Quantified Differential Temporal Dynamic Logic for Verifying Properties of Distributed Hybrid Systems

TL;DR

This paper introduces a new logic combining differential dynamic logic with temporal logic to verify both temporal and non-temporal properties of distributed hybrid systems, including dynamic dimensionality changes.

Contribution

It extends QdL with temporal reasoning, providing a modular verification calculus and a complete axiomatization for distributed hybrid systems.

Findings

Verified temporal safety in a distributed air traffic control system

Generalized semantics to hybrid traces for dynamic systems

Proved conservative extension of QdL with temporal logic

Abstract

We combine quantified differential dynamic logic (QdL) for reasoning about the possible behavior of distributed hybrid systems with temporal logic for reasoning about the temporal behavior during their operation. Our logic supports verification of temporal and non-temporal properties of distributed hybrid systems and provides a uniform treatment of discrete transitions, continuous evolution, and dynamic dimensionality-changes.

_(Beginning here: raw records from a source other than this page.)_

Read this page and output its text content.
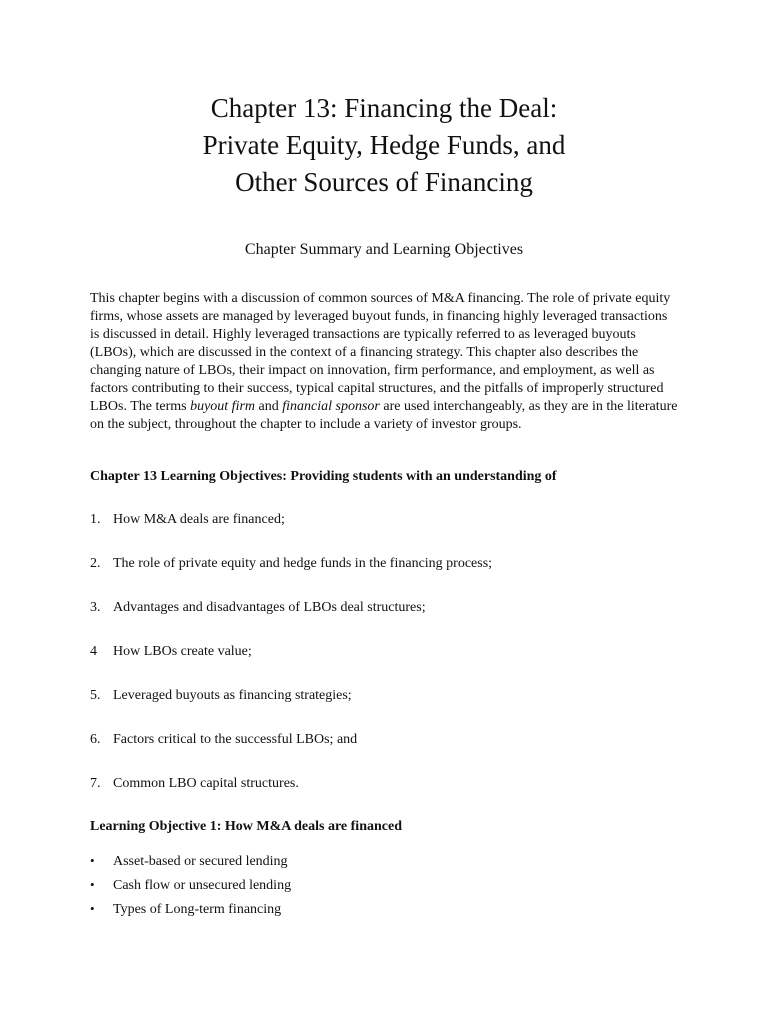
Chapter 13: Financing the Deal:
Private Equity, Hedge Funds, and
Other Sources of Financing
Chapter Summary and Learning Objectives

This chapter begins with a discussion of common sources of M&A financing. The role of private equity firms, whose assets are managed by leveraged buyout funds, in financing highly leveraged transactions is discussed in detail. Highly leveraged transactions are typically referred to as leveraged buyouts (LBOs), which are discussed in the context of a financing strategy. This chapter also describes the changing nature of LBOs, their impact on innovation, firm performance, and employment, as well as factors contributing to their success, typical capital structures, and the pitfalls of improperly structured LBOs. The terms buyout firm and financial sponsor are used interchangeably, as they are in the literature on the subject, throughout the chapter to include a variety of investor groups.

Chapter 13 Learning Objectives: Providing students with an understanding of

1. How M&A deals are financed;
2. The role of private equity and hedge funds in the financing process;
3. Advantages and disadvantages of LBOs deal structures;
4 How LBOs create value;
5. Leveraged buyouts as financing strategies;
6. Factors critical to the successful LBOs; and
7. Common LBO capital structures.

Learning Objective 1: How M&A deals are financed

• Asset-based or secured lending
• Cash flow or unsecured lending
• Types of Long-term financing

For our combined logic, we generalize the semantics of dynamic modalities to refer to hybrid traces instead of final states. Further, we prove that this gives a conservative extension of QdL for distributed hybrid systems. On this basis, we provide a modular verification calculus that reduces correctness of temporal behavior of distributed hybrid systems to non-temporal reasoning, and prove that we obtain a complete axiomatization relative to the non-temporal base logic QdL. Using this calculus, we analyze temporal safety properties in a distributed air traffic control system where aircraft can appear dynamically.